Statistical Science is the science of uncertainty. More specifically, it is the principled collection, analysis, and interpretation of data, taking into account the uncertainties within and between each of these steps. A critical component of excellent science is the ability to weigh evidence appropriately – statistical thinking lies at the heart of this. The annual Statistical Science Lecture showcases the interdisciplinarity and key role a statistical scientist plays in extracting scientific knowledge from data in the presence of uncertainty.

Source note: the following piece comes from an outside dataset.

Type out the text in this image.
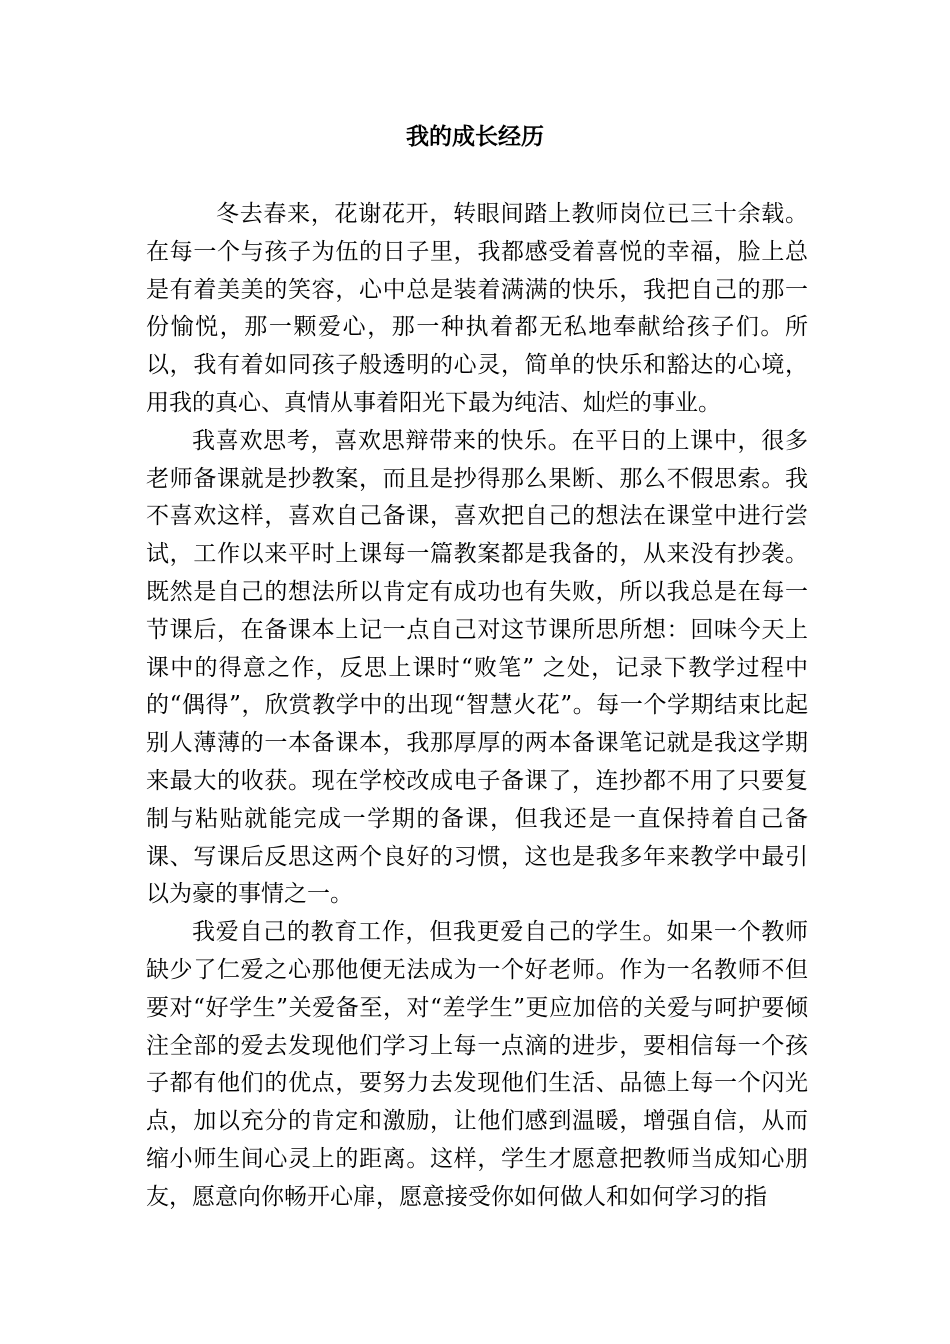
我的成长经历

冬去春来，花谢花开，转眼间踏上教师岗位已三十余载。在每一个与孩子为伍的日子里，我都感受着喜悦的幸福，脸上总是有着美美的笑容，心中总是装着满满的快乐，我把自己的那一份愉悦，那一颗爱心，那一种执着都无私地奉献给孩子们。所以，我有着如同孩子般透明的心灵，简单的快乐和豁达的心境，用我的真心、真情从事着阳光下最为纯洁、灿烂的事业。

我喜欢思考，喜欢思辩带来的快乐。在平日的上课中，很多老师备课就是抄教案，而且是抄得那么果断、那么不假思索。我不喜欢这样，喜欢自己备课，喜欢把自己的想法在课堂中进行尝试，工作以来平时上课每一篇教案都是我备的，从来没有抄袭。既然是自己的想法所以肯定有成功也有失败，所以我总是在每一节课后，在备课本上记一点自己对这节课所思所想：回味今天上课中的得意之作，反思上课时“败笔” 之处，记录下教学过程中的“偶得”，欣赏教学中的出现“智慧火花”。每一个学期结束比起别人薄薄的一本备课本，我那厚厚的两本备课笔记就是我这学期来最大的收获。现在学校改成电子备课了，连抄都不用了只要复制与粘贴就能完成一学期的备课，但我还是一直保持着自己备课、写课后反思这两个良好的习惯，这也是我多年来教学中最引以为豪的事情之一。

我爱自己的教育工作，但我更爱自己的学生。如果一个教师缺少了仁爱之心那他便无法成为一个好老师。作为一名教师不但要对“好学生”关爱备至，对“差学生”更应加倍的关爱与呵护要倾注全部的爱去发现他们学习上每一点滴的进步，要相信每一个孩子都有他们的优点，要努力去发现他们生活、品德上每一个闪光点，加以充分的肯定和激励，让他们感到温暖，增强自信，从而缩小师生间心灵上的距离。这样，学生才愿意把教师当成知心朋友，愿意向你畅开心扉，愿意接受你如何做人和如何学习的指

2022 Statistical Science Lecturer
Michael I. Jordan
Pehong Chen Distinguished Professor in Dept of Electrical Engineering and Computer Sciences and Professor of Statistics, UC Berkeley, USA
Lecture
Title
On Learning-Aware Mechanism Design
Abstract
Statistical decisions are often given meaning in the context of other decisions, particularly when there are scarce resources to be shared. Managing such sharing is one of the classical goals of microeconomics, and it is given new relevance in the modern setting of large, human-focused datasets, and in data-analytic contexts such as classifiers and recommendation systems. I'll discuss several recent projects that aim to explore the interface between machine learning and microeconomics, including leader/follower dynamics in strategic classification, a Lyapunov theory for matching markets with transfers, and the use of contract theory as a way to design mechanisms that perform statistical inference.
Bio
Michael I. Jordan is the Pehong Chen Distinguished Professor in the Department of Electrical Engineering and Computer Science and the Department of Statistics at the University of California, Berkeley. He received his Master’s in Mathematics from Arizona State University and earned his PhD in Cognitive Science in 1985 from the University of California, San Diego. He was a professor at MIT from 1988 to 1998. His research interests bridge the computational, statistical, cognitive, biological, and social sciences. In 2016, Prof. Jordan was named the "most influential computer scientist" worldwide in an article in Science, based on rankings from the Semantic Scholar search engine. Prof. Jordan is a Member of the National Academy of Sciences, the National Academy of Engineering, the American Academy of Arts and Sciences, a Fellow of the American Association for the Advancement of Science, a Foreign Member of the Royal Society, UK, and a Fellow of a broad range of societies. He received the Ulf Grenander Prize from the American Mathematical Society (2021), the IEEE John von Neumann Medal (2020), the IJCAI Research Excellence Award (2016), the David E. Rumelhart Prize for contributions to human cognition (2015), and the ACM/AAAI Allen Newell Award (2009).